It seems the Economic Package announced by the Finance Minister has hit the right chord in the market. The sentiments are rising and the investments are expected to flow inwards. At least the reports published by the rating agencies say so. The latest report issued by Fitch Ratings says that the Indian economy is likely to bounce back with a sharp growth rate of 9.5 percent next year.
The Fitch Ratings said that if the government could restrict further deterioration of the financial sector, it will be able to bounce back with solid performance. Additionally, Fitch Ratings forecasted a 5 percent contraction in the GDP in the ongoing financial year as the coronavirus pandemic will lead to shrinking of the already slowing economy.
Interestingly, if the predictions by the rating agencies stand true, this will be the sharpest rise in the GDP on a year on year comparison. Also, this would give a much-needed boost to the FDI drive the Narendra Modi Government is working on since its coming into government in the year 2014.

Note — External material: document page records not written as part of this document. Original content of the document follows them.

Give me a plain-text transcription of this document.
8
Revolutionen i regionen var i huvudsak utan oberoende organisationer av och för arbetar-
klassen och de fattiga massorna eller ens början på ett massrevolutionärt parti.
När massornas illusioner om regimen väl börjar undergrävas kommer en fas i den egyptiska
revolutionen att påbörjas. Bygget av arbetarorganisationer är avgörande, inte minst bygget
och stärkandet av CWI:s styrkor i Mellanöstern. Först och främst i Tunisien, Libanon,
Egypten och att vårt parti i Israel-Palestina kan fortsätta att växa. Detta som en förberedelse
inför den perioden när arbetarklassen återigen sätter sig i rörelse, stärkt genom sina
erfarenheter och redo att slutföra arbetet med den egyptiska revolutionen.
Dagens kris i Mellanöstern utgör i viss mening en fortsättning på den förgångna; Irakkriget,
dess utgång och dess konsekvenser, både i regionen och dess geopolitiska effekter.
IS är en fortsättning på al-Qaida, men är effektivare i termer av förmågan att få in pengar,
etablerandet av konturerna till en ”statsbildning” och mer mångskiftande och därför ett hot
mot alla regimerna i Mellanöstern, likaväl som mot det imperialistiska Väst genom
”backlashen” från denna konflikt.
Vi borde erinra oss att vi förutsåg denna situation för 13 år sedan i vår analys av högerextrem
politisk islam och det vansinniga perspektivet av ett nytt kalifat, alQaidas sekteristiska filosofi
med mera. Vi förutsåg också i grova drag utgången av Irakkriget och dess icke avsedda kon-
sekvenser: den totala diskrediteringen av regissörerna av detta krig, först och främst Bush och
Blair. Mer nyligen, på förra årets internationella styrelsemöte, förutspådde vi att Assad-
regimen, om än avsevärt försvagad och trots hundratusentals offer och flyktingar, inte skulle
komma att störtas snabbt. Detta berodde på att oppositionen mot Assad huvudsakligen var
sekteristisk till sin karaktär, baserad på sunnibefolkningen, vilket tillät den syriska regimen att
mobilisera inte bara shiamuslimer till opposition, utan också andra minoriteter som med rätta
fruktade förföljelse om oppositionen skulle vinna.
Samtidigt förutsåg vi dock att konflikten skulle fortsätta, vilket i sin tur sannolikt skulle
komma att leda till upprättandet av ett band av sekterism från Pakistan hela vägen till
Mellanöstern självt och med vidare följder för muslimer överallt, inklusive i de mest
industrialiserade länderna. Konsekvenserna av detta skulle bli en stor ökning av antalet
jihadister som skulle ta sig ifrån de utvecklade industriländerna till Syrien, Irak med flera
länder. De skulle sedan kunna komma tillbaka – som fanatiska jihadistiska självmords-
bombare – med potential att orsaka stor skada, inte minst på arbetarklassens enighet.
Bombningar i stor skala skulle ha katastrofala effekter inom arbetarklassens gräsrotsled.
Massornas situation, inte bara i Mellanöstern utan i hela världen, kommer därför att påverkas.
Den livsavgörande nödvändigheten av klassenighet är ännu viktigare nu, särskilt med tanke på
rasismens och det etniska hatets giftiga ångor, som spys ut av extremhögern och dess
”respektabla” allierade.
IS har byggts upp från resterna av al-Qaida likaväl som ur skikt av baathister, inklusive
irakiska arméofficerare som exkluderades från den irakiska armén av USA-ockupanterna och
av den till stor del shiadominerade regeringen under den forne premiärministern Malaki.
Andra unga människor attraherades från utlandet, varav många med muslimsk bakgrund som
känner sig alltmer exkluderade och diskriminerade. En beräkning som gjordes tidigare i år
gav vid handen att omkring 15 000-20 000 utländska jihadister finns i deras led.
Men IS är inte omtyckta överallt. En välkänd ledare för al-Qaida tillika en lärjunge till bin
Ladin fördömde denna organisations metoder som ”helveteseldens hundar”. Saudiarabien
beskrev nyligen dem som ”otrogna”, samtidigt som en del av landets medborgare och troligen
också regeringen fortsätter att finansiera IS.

For now, it gives a much-needed breather to the government agencies that were busy explaining the critics. There are many ‘self-claimed’ economists who questioned Modi Government’s Rs 20 Lakh Crore Economic Package to reenergize the economy. The package primarily focused on revitalizing the manufacturing sector. It announced many stimulus packages for MSMEs, agriculture, and aviation and defense segments. The critics complained that the package did not include any direct cash transfer to the general public at large.